Like sharks underneath the surface of the ocean unseen by the swimmer, or landmines unseen to the walker, backsliding is a sin that happens below the surface and goes undetected. Like a blood sucking bat that licks a horse’s hide repeatedly until the area goes numb before biting it, backsliding is often a painless unfelt reality. This causes great damage not only to ourselves but more importantly to God’s glory and the cause of Christ. Saltless churches and Christians are worthless, lukewarm churches and Christians are offensive to God. As we evaluate ourselves for backsliding today we want to look at Proverbs 14:14 as our text, ‘The backslider in heart will be filled with the fruit of his ways, and a good man will be filled with the fruit of his ways.’ This is a very important verse which helps us analyse the nature of backsliding, I encourage you to commit it to memory. Today we want to see that backsliding begins and flows from the heart; what some of the consequences are and how to prevent it from happening.

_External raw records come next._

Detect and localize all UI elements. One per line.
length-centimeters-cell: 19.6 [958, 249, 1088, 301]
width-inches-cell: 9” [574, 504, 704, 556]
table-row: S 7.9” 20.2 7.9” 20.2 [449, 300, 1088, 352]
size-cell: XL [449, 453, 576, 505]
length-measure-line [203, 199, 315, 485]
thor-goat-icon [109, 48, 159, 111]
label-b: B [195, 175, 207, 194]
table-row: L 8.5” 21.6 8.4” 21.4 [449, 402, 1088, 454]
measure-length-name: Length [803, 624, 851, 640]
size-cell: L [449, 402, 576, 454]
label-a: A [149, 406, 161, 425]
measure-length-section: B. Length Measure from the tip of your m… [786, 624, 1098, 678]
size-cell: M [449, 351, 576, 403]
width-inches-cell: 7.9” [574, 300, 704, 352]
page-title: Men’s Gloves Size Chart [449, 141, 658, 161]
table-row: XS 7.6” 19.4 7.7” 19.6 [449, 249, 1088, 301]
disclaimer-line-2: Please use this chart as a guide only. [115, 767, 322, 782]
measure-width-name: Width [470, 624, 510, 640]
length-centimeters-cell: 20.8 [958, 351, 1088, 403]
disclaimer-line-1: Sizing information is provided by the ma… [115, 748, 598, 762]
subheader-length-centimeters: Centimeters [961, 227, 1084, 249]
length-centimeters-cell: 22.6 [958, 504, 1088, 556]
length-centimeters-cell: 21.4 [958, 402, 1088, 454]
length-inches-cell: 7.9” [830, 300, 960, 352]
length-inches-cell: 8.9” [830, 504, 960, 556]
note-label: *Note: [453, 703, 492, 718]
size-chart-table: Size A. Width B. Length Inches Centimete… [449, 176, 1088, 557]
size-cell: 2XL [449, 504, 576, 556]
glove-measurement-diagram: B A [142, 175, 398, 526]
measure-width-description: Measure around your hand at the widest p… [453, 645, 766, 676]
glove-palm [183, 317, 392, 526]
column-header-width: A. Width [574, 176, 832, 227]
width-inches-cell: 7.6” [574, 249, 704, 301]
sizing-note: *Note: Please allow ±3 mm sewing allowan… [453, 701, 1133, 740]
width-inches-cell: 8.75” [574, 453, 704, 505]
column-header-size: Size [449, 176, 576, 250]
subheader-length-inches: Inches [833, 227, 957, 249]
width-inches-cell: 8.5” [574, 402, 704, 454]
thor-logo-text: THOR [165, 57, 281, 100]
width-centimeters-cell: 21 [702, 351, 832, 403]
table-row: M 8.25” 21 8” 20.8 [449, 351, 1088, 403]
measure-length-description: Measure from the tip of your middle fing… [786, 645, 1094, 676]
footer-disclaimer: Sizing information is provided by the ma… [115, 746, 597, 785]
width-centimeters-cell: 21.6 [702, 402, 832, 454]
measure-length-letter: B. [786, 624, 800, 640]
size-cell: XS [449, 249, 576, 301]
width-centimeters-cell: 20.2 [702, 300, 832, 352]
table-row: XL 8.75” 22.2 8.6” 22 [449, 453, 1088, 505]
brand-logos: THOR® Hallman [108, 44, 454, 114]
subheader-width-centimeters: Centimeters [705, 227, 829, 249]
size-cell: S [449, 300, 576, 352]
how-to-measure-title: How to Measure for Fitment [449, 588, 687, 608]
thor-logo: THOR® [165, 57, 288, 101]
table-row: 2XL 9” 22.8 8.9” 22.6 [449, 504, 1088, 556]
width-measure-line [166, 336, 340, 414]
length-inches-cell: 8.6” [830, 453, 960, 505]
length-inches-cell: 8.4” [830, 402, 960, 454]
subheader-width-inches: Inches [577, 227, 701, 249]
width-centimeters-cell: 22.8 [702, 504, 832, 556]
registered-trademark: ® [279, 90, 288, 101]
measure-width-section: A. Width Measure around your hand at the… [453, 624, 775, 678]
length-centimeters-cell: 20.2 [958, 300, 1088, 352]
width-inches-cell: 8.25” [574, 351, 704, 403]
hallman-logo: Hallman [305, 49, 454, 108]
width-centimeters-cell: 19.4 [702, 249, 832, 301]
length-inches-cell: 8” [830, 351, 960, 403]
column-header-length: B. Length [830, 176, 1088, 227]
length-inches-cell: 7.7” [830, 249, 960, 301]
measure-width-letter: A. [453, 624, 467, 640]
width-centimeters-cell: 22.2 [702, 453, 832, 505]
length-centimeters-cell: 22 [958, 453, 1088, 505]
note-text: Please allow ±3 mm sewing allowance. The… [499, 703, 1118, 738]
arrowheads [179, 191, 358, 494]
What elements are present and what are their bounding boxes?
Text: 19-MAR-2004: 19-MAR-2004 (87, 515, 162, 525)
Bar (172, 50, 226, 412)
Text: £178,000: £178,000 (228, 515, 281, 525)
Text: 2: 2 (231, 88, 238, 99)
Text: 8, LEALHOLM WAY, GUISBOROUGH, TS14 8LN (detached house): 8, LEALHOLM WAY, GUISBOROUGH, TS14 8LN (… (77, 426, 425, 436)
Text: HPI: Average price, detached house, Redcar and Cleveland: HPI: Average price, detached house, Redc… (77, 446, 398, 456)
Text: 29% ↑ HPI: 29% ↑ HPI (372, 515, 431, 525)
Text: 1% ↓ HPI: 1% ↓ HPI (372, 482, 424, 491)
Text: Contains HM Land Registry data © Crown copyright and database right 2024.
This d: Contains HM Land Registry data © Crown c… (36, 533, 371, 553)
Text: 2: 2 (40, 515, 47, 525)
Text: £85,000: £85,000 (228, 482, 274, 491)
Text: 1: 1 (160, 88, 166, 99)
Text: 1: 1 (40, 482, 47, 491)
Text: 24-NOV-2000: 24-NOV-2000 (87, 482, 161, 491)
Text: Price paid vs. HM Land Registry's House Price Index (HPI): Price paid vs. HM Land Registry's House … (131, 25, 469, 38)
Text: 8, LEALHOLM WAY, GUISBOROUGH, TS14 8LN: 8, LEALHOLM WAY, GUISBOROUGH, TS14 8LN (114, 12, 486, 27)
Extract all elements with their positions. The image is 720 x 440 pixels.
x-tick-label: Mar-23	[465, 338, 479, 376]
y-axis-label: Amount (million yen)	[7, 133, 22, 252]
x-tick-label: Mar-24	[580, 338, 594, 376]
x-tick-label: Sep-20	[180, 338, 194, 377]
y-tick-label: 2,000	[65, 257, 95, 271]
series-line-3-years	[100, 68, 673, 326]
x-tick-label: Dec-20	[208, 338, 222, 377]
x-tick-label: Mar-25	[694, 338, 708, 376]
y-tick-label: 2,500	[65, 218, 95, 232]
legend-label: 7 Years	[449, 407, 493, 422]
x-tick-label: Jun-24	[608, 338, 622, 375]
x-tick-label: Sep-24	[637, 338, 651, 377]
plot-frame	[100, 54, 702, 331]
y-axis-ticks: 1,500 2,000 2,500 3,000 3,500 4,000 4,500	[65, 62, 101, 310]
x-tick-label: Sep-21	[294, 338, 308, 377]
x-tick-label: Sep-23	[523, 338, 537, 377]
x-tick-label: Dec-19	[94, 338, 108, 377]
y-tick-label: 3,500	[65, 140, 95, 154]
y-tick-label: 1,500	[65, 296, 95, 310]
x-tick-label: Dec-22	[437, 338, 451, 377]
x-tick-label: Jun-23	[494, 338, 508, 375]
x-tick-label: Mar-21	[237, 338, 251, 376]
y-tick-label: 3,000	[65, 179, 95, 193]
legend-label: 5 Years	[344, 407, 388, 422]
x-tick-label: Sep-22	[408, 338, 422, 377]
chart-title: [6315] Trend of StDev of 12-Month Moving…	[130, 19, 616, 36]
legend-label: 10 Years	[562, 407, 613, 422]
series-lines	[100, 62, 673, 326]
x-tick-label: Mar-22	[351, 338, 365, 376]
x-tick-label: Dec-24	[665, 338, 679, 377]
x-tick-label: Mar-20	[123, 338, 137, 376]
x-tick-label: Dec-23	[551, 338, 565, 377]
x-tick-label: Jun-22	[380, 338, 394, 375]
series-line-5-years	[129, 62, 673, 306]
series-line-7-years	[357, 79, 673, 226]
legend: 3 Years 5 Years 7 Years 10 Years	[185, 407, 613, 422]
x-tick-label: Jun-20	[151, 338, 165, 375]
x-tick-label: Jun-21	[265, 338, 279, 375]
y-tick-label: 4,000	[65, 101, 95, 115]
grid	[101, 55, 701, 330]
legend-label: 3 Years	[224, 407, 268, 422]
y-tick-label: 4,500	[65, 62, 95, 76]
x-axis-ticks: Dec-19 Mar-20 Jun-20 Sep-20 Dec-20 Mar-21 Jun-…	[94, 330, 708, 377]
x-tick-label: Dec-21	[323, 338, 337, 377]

First though let’s deal with definitions. When I say the word backslider what do you think of? Is the backslider someone who is a Christian or not? Some think that a backslider is someone who once was a Christian but is no longer. Others see backsliders as disobedient Christians. I fall into the second category and will be using the word to describe Christians who are not loving God with all they are worth, not keeping short accounts with God over their sins, who are dulled on account of sin and may be unaware of their poor spiritual condition. Like the middle aged man who goes to the doctor to discover he has a heart condition which explains the tiredness, the shortness of breath and chest pains I am hoping today will cause many to awaken to their spiritual comatose condition and reconsecrate themselves and apply themselves to the grace God provides with which we are to grow by.
So to begin with we are differentiating between an apostate and a backslider. An apostate is someone who confesses to be a Christian, who looks outwardly to be saved, but then on account of some sin they drift from the faith never to return. This is what Christ is describing in the parable of the sower with the seed that falls in stony ground which springs up quickly but departs on account of persecution; and the seed amongst the thorns that gets choked out. Jesus explains that it was only the last that bore fruit that had a good heart, a born again heart that persevered. There are many accounts of those who followed and then stopped altogether. We are not talking about those who were never born again which is proven by their lack of perseverance, no we are talking about those who have experienced a true work of grace, who are born again but who have to fight against the flesh. Those who forget how sin can take us silently and without pain and how constant vigilance is to be our daily disposition. Apostasy and backsliding can be into the same sin but like wood or cork falling into water, the backslider will float not sink. Apostates end up having no conscience towards sin and accuse God, but those who are born again and backsliding will have no peace and accuse and hate themselves. Peter and Judas both denied the Lord, but Peter was truly saved, Judas never was.